El primer parque industrial, llamado Antonio J. Bermúdez, estuvo a cargo de Tomás Fernández y Jaime Bermúdez. Cuando otros empresarios criticaban la industria sin chimeneas y auguraban un rotundo fracaso, ambos empresarios actuaron con decisión y perfilaron un rumbo distinto, no sólo a Ciudad Juárez, sino a Chihuahua y el centro de México, regiones que, años más tarde, adoptaron ese exitoso modelo.
Compromiso social empresarial
Tomás Fernández Blanco fue también un impulsor de obras sociales en los ámbitos educativos y de salud pública. Primeramente, dispuso de un amplio terreno en las avenidas Gómez Morin y Plutarco Elías Calles para la construcción del primer plantel juarense de educación católica, el Colegio Latinoamericano de las hermanas teresianas, dirigido a mujercitas, en su primera etapa.
Ciudad Juárez, a diferencia del Paso, Texas, y Las Cruces, Nuevo México, tenía un rezago de pupitres y aulas para la formación cristiana y, por ello, la importante moción de Fernández Campos -registrada en 1954- abrió el camino a nuevas inversiones privadas vinculadas a diversas obras de órdenes religiosas católicas.
Otro proyecto fue la financiación de la Cruz Roja de Ciudad Juárez que, por varias décadas, estuvo a cargo de la Iglesia Católica.
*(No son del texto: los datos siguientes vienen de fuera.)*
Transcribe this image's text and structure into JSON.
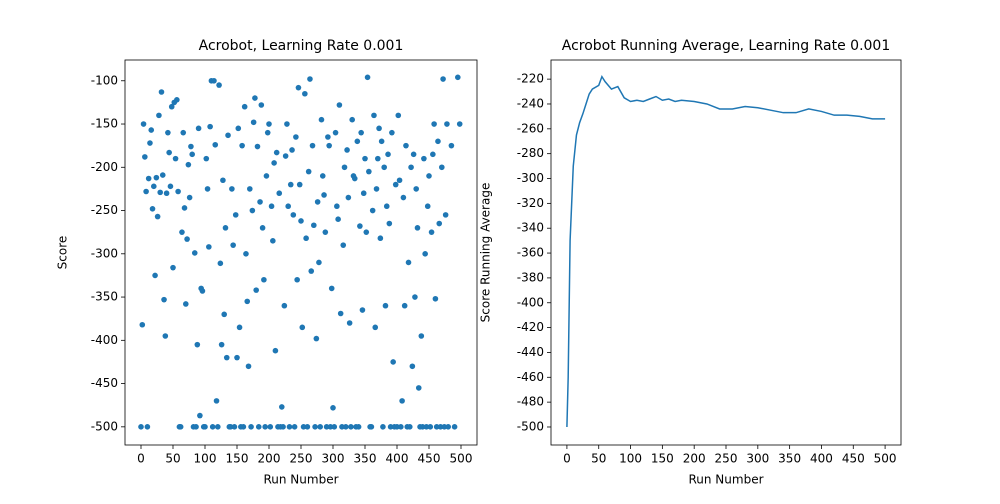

De ese modo, un grupo de empresarios comandados por Fernando Villalobos y que incluyó a Francisco Villarreal y a Tomás Fernández Campos, se dieron a la tarea de sostener las actividades de la benemérita y de construir una base amplia, digna y exprofeso para la asociación.
La reconversión de las embotelladoras
Para la década de los años 60, Tomás Fernández Blanco se encontraba en pleno proyecto de desincorporación de la marca Cruz Blanca que se había extendido por todo el estado y también por Durango y Coahuila, con una planta en La Laguna. La Cervecería Cuauhtémoc absorbió a inicios de los 70 los activos de la famosa cerveza chihuahuense.
Dos proyectos finales que construyeron un imperio embotellador
Por otro lado, a fines de los años 80, Tomás Fernández Campos, ya en su plenitud y a punto de morir, arrancó dos proyectos, apoyado en sus sobrinos Miguel y Luis. Primeramente, el embotellado de refrescos dirigidos al mercado hispano de los Estados Unidos, con productos originales del centro de México. Segundamente, inició la conformación de una compañía que integrara diversos concesionarios de Coca-Cola en el norte de México.
La primera línea de desarrollo, basada en El Paso, Texas y conocida hoy bajo la marca Novamex, avanzó con el embotellado de marcas como Sidral Mundet, Sangría Señorial y Jarritos, en una dinámica que creció merced a la fidelidad y a la nostalgia de mexicanos residentes y ciudadanos en los Estados Unidos.
La segunda, conocida inicialmente como Grupo Argos, escaló con la integración de otras firmas embotelladoras de Baja California, Chihuahua y Nuevo León, la cual dio lugar al conglomerado Arca Continental, cuya amplia distribución alcanza los mercados de los más grandes países de Sudamérica.
La trayectoria de Tomás Fernández Campos es la del empresario fronterizo que recibió un legado valioso, el cual pudo multiplicarlo, diversificarlo y heredarlo a las nuevas generaciones.